Portfolio Three (Red Circles)

There’s red circles in the history of art, an old story of Giotto, sending a hastily drawn though perfect red circle to the Pope, a coded sample, demonstrating technical excellence if only the Pope understands (he does). This an echo of a story from Ancient Greece of two artists vying with the other to draw the most perfect line, each line drawn recursively inside that of the other. There’s Rembrandt, depicting himself in an unusual fashion, as an artist, perfect circles drawn on the blankness behind him.

Here are my red circles, laser-lighted onto an book of Ansel Adams’s images given to me by my mother when I was a teenager, the plates still somewhere in my head all these years later.

[An excerpt from an essay in my my book, Computational Photography.]

He is a famous artist, famous throughout the land. (This story takes place almost two thousand years later.) He lives and works in Florence and, like Apelles, is so renowned that hundreds of years later he is written about, in this case by Giorgio Vasari, with the highest praise. Indeed, Vasari credits Giotto with saving painting as an art from the ruins of war and restoring it to its former glory. His technical skill is sought eagerly within Florence and within nearby Pisa.

One day a man arrives at Giotto’s studio. Giotto is busy working, creating, but the man insists on seeing him. He’s an emissary from Rome, from Pope Benedict.

Giotto’s skill is supreme and unchallenged yet the emissary—Vasari calls him a courtier in the English translation—is from Rome, the center of all things. The man is a man who assumes his social superiority, his greater cultural understanding, not so much because of any demonstration or based upon any comparison with others, but simply assumes it because he is from Rome and not from some lesser place. But yet word had reached Rome of a splendid work by Giotto at the church in Pisa, and so he had been sent there and to other towns to inquire about the local artists, to seek out those suitable to submit samples of their work for a commission at St. Peter’s, the great cathedral at the heart of Christendom.

There is a pause as Giotto pulls back on his instinctual haughtiness, a nearly chemical reaction to this man who thinks himself his better. “I am busy now, come back some other time!” he says, not looking up from his work.

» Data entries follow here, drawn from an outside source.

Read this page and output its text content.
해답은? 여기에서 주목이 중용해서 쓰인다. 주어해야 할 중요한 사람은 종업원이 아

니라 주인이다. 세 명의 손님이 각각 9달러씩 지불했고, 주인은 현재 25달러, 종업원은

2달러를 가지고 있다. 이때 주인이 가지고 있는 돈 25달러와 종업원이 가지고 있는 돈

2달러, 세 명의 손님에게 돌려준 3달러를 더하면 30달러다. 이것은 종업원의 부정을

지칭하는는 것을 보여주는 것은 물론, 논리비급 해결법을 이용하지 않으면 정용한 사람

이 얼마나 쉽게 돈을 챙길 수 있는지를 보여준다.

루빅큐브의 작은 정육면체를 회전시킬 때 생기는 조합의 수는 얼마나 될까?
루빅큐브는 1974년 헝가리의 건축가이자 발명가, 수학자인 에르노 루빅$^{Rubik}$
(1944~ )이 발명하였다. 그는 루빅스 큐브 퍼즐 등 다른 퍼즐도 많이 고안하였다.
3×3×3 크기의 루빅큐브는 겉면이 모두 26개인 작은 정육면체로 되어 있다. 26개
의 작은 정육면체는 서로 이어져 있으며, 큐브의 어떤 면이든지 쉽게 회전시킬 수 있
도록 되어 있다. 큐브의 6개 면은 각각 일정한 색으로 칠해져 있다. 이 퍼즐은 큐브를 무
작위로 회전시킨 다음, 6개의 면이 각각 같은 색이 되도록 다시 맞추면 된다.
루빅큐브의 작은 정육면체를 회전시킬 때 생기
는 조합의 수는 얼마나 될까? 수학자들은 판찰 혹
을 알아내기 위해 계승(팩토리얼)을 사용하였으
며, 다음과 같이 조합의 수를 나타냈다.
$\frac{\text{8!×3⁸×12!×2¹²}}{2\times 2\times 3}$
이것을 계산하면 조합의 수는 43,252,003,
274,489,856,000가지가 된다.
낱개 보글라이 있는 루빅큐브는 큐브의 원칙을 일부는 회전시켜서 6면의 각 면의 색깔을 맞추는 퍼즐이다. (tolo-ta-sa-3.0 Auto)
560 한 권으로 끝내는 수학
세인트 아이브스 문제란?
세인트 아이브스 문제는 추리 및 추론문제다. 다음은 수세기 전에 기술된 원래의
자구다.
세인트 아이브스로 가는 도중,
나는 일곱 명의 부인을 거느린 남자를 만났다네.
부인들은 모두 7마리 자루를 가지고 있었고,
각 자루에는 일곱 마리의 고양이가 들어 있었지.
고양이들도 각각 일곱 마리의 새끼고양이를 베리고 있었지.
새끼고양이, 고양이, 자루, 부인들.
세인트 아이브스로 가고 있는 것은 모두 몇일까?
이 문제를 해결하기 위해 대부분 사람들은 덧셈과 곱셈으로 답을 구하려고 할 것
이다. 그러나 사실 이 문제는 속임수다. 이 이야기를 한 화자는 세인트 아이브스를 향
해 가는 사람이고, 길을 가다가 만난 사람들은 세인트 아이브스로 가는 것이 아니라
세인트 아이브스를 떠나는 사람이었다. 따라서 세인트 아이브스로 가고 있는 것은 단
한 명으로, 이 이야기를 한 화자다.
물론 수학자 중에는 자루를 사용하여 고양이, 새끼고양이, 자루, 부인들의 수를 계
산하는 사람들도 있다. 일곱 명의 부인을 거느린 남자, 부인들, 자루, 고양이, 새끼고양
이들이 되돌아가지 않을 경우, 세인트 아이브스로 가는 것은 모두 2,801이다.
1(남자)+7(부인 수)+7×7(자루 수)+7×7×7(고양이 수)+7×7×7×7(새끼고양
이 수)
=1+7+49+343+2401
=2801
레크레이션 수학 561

As in the last story, I’m embellishing, painting my own picture.

The emissary, startled, takes his leave, but returns the next day. The studio is cluttered with finished works on the walls and shelves, works-in-progress across all of the tables, assistants buzzing about. The man stands before the artist, telling Giotto that his request is from the Pope, that he is being considered for a lucrative commission at St. Peter’s, that the Pope needs a sample of his work. “Be gone, I am busy,” says Giotto, again dismissing the man.

The third day comes, and again the emissary. He knows that he cannot return to Rome, to the Pope, without a drawing, a small painting, from the most famous artist in the region, one whose reputation figured in the Pope’s initial motivation to charge him with this very errand. He again arrives at Giotto’s studio. He knows the artist does not like him. He again asks for a sample. “Anything, he says, any one of these will do.” He gestures to a number of small studies that sit drying along the wall. “Some little drawing, perhaps.”

Giotto looks up at him from his workbench, his hands still holding his tools. Neither man moves, their eyes meet, gaze is held by gaze. Giotto senses the vexation in the other man, the need to fulfill his obligation put to him by his master. Giotto relents and walks to a canvas, stretching it out vertically upon a stand. He takes up brush and red paint, or perhaps pen and red ink—Vasari prefers the ink, I the paint, but in either case it is red. He stands perpendicular against the blank canvas, his right shoulder nearly against the surface, every muscle tensioned, at the ready. Without a sound he moves, he springs, windmilling his arm around the canvas, articulating a circle so perfect that it is marvelous to all.

“This is your drawing,” he says to the perplexed courtier, tossing it down upon the table.

The emissary moves his face slowly, controlled in his reaction. “Do I understand correctly, I am to have no other drawing but this?” Giotto, looking down at his workbench again, waves him away. Without looking up, he says, “This is enough. Send it with the samples from the other artists. We will see if the Pope understands.”